Which type of milk is right for you?

We used to take it for granted that milk was good for us, but is it?

milk 2.jpg
milk 2.jpg
(Image credit: ALEX OLIVEIRA/REX/Shutterstock)

We used to take it for granted that milk was good for us, but is it?

There’s a whole host of reasons why more and more people are cutting cow's milk out of their diet and resorting to milk alternatives. For one, it can aggravate acne. Research shows that there’s an abundance of a growth hormone called IGF-1 in milk, which is great for the baby cows, not so much for you. Why? Because it’s a pro-inflammatory hormone, which is problematic, especially if you’re prone to acne or cysts.

It’s also quite likely that you can’t digest it properly. Sure, you might not be diagnosed as lactose intolerant, but an astonishing three quarters of us lack the enzyme to properly digest cow’s milk. The kicker is, most symptoms can be so subtle you won’t notice how much of an effect dairy is having on you (headaches, fatigue, bloating) until you cut it out. 

But what’s most surprising is that it can actually make you more likely to have osteoporosis and lead to broken bones. Yes, really. 

During a recent study in the British Medical Journal, women who consumed three or more glasses of milk per day had a 60% increased risk of developing a hip fracture and a 16% increased risk of developing any bone fracture. What’s more, a Harvard Nurses’ Health Study, which followed more than 72,000 women for 18 years, showed no protective effect of increased milk. 

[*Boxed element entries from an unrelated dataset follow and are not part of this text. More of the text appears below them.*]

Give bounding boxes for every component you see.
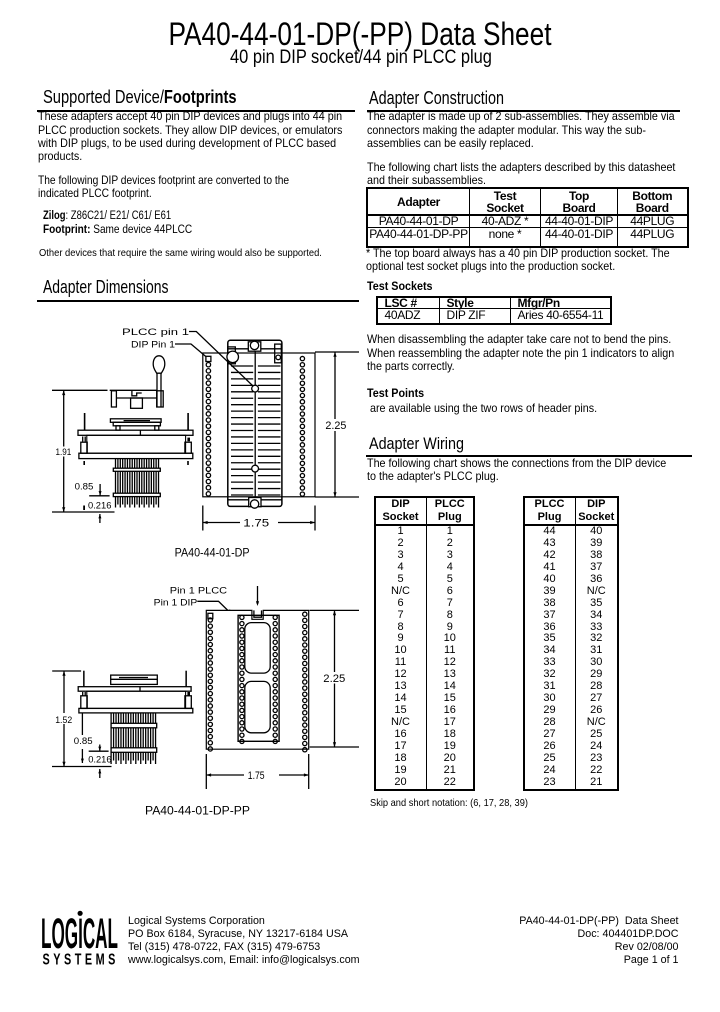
svg-text:1.75: 1.75 [243, 517, 269, 529]
svg-text:DIP Pin 1: DIP Pin 1 [131, 340, 175, 351]
svg-text:PLCC pin 1: PLCC pin 1 [122, 327, 189, 338]
svg-text:0.216: 0.216 [88, 501, 111, 512]
svg-text:2.25: 2.25 [323, 673, 345, 685]
svg-text:2.25: 2.25 [325, 420, 346, 432]
svg-text:PA40-44-01-DP: PA40-44-01-DP [175, 546, 250, 560]
svg-text:Pin 1 PLCC: Pin 1 PLCC [170, 586, 227, 597]
svg-text:1.91: 1.91 [56, 447, 72, 458]
svg-text:PA40-44-01-DP-PP: PA40-44-01-DP-PP [145, 804, 250, 818]
svg-text:0.85: 0.85 [74, 736, 93, 747]
svg-text:SYSTEMS: SYSTEMS [43, 952, 119, 969]
svg-text:0.216: 0.216 [88, 754, 111, 765]
svg-text:1.52: 1.52 [55, 715, 72, 726]
svg-text:1.75: 1.75 [248, 770, 265, 782]
svg-text:Pin 1 DIP: Pin 1 DIP [154, 598, 198, 609]
svg-text:0.85: 0.85 [75, 482, 94, 493]
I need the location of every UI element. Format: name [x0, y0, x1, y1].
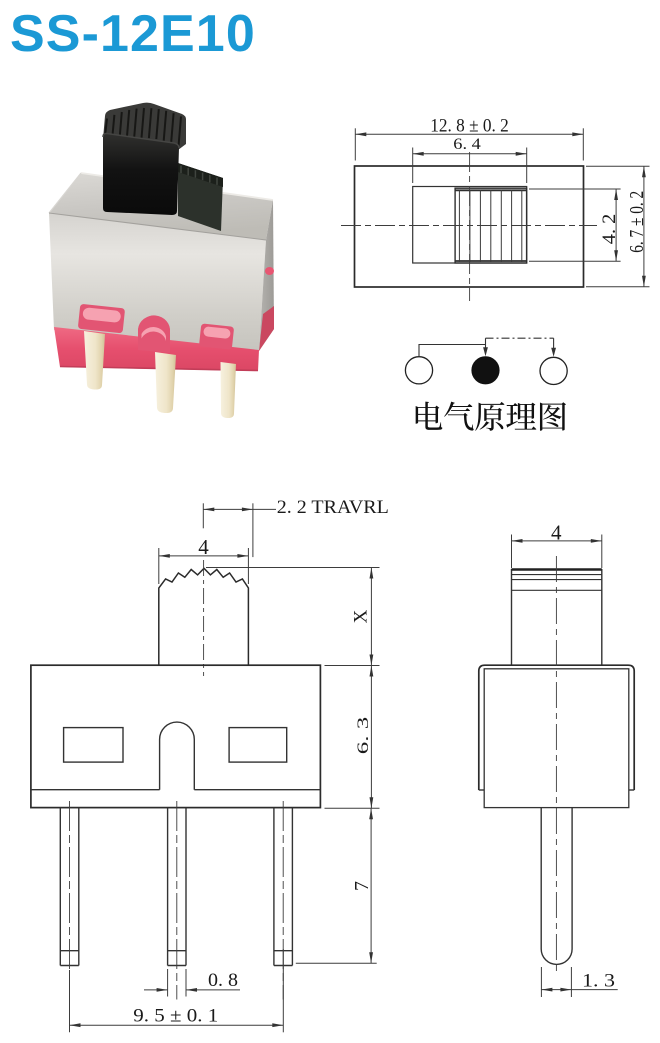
- svg-text:1. 3: 1. 3: [582, 971, 615, 991]
- svg-text:4. 2: 4. 2: [599, 214, 620, 245]
- svg-text:2. 2 TRAVRL: 2. 2 TRAVRL: [277, 498, 389, 518]
- svg-text:9. 5 ± 0. 1: 9. 5 ± 0. 1: [133, 1006, 218, 1027]
- svg-text:4: 4: [551, 520, 562, 544]
- svg-text:7: 7: [351, 881, 373, 891]
- svg-text:0. 8: 0. 8: [208, 971, 238, 991]
- svg-text:12. 8 ± 0. 2: 12. 8 ± 0. 2: [430, 117, 509, 137]
- svg-text:4: 4: [198, 535, 209, 559]
- svg-text:6. 4: 6. 4: [453, 136, 481, 153]
- svg-text:X: X: [351, 609, 372, 623]
- svg-text:6. 3: 6. 3: [355, 716, 372, 754]
- svg-text:6. 7 ± 0. 2: 6. 7 ± 0. 2: [626, 191, 648, 253]
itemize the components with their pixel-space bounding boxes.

In fact, Professor T Colin Campbell, professor of nutritional biochemistry at Cornell University, suggests, ‘the association between the intake of animal protein and fracture rates appears to be as strong as that between cigarette smoking and lung cancer.’

So if you’re looking for a milk alternative but don’t know where to begin, start here:

Coconut milk

Made from pressed coconut with added calcium, it’s lower in protein, with higher levels of saturated fat than most other plant based options, but tastes delicious on cereal and works well as a milk alternative when making desserts.

Hemp milk

A blend of hemp seed and fortified with calcium and vitamin D, this milk is mild and slightly sweet, so works best in hot drinks. 

Oat milk

Made from oats and enriched with vitamins and calcium, this milk is low in saturated fat, with all the goodness of oats. It won’t split when heated, so a great option for cooking and hot drinks, plus it’s quite creamy with a slightly powdery after taste. 

Rice milk

A sweet milk, made by soaking rice in water. It’s low in protein and fortified with calcium and has a neutral taste, so makes a great milk alternative for smoothies. 

Almond milk

Made by grinding almonds in a blender with water, then straining out the almond pulp (flesh) with a strainer, this milk has a creamy texture and nutty flavour, making it one of the most popular milk alternatives on the market.